Rare Find: A $30,000 Bottle Of Wine
ROBERT SIEGEL, host:
Well, now back to some very good food, or drink, to be precise. To set the scene, it's 1947, France is still recovering from the second World War. At a vineyard in the Medoc region, a very special wine is bottled and begins to age and to grow in value.
At some unknown point later, this double-magnum bottle of Chateau Latour is bought by a wine enthusiast and restaurant owner from Tampa. It is lovingly deposited into the wine cellar at Bern's Steakhouse and forgotten until this year.
And to pick up the story, joining us now is Eric Renaud, who is the sommelier at Bern's Steakhouse in Tampa. Eric, welcome to the program.
Mr. ERIC RENAUD (Senior Sommelier, Bern's Steakhouse): Thank you, Robert.
SIEGEL: And to explain how a bottle of wine can be forgotten in a wine cellar, you have to describe for us, how big is this wine cellar?

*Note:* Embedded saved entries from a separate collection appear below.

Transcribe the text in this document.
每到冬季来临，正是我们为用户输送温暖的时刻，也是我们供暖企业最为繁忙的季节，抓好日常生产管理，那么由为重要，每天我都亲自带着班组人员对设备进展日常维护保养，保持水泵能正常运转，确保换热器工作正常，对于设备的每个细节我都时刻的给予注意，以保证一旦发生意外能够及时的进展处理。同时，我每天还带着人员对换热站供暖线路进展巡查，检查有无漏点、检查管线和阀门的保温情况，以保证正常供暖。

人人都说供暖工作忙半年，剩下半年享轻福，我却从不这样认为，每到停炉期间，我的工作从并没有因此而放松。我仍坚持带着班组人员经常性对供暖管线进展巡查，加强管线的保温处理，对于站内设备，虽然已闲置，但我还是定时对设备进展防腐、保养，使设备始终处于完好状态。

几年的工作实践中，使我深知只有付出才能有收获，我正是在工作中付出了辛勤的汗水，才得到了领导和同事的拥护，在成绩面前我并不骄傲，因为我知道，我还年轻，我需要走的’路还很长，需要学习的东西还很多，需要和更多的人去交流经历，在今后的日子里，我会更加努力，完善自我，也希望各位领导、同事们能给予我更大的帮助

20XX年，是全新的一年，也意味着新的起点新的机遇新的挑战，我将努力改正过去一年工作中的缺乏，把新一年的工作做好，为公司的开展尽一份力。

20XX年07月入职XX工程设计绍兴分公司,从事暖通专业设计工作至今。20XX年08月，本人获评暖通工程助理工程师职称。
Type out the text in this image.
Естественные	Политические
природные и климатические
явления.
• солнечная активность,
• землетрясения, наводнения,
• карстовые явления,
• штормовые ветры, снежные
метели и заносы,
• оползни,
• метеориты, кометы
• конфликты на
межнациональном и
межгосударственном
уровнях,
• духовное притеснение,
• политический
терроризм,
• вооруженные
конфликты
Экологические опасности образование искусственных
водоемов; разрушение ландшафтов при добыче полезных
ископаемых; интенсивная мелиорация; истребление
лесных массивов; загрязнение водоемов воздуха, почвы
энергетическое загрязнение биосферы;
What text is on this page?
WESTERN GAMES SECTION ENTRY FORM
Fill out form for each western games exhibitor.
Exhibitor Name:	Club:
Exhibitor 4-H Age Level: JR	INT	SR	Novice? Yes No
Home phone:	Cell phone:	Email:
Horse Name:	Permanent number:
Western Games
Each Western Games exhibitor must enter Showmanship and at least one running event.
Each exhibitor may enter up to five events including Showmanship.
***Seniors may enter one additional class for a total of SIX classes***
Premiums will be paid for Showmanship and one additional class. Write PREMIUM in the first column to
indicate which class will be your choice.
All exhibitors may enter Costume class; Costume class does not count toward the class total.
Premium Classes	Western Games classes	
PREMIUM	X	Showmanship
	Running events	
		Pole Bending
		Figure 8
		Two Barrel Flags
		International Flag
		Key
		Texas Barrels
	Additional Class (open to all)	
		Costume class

How big is Bern Steakhouse's wine collection?
Mr. RENAUD: The wine collection total is somewhere around a half-a-million bottles of wine over three different facilities. On the premise itself of the steakhouse, we're looking at about 110,000 bottles of wine.
SIEGEL: And tell us the story of how, among them, you found the double magnum of 1947 Chateau Latour.
Mr. RENAUD: Well, all of the sommeliers there, we often take turns and spend time searching the wine cellar for wines that have gotten misplaced. I found this bottle on a shelf, turned sideways with a few other bottles in front of it. Either someone hid it, maybe it rolled in that direction. When I unburied it, I saw the bottle and thought, oh my God, this is amazing.
SIEGEL: Not only amazing, this is valuable. You have valued this bottle, it's a double magnum, at $30,000. What leads you to believe that it's worth that much?
Mr. RENAUD: We just did some searches on the Internet of comparable bottles, comparable age. So we gave a hefty price tag of 30,000, though I think in other major markets, that bottle probably should be considerably more.
SIEGEL: But since it's such a large bottle, how many glasses of wine would we get from it? And let's get a unit price here.
Mr. RENAUD: We're looking at about 20 glasses of wine at five ounces.
SIEGEL: So it's only $1,500 a glass in that case.
Mr. RENAUD: Not too bad.
(Soundbite of laughter)
SIEGEL: If I were to spring for a share of that bottle, what would you tell me as a sommelier? What would you say I should be expecting in the taste of this fabulously expensive bottle of wine?
Mr. RENAUD: This bottle is going to drink many decades younger than it really is. This bottle is going to be big. It's going to be young. It's going to be rich.
SIEGEL: But wait a minute. Why should I want it to be young? Isn't the whole point I'm paying because it's old?
Mr. RENAUD: Well, that's the beauty of finding something of that age that is going to drink so youthful. Wine ages tremendously well in large formats. This wine is still young now and would drink well 50 years from now.
SIEGEL: So now that the word has gotten out about the $30,000 double magnum of Chateau Latour 1947, has anybody yet made a reservation and asked about the bottle?
Mr. RENAUD: We are fielding lots of phone calls. This will not be for sale until that wine list, with that bottle in it, hits the table. When it hits, the first person in who wants to purchase it can purchase it.
SIEGEL: Well, Eric Renaud, thank you very much for talking with us about it.
Mr. RENAUD: Thank you, I really appreciate it.
SIEGEL: Eric Renaud, who is a sommelier at Bern's Steakhouse in Tampa, where he discovered a double magnum of 1947 Chateau Latour. It'll be on the wine list for $30,000.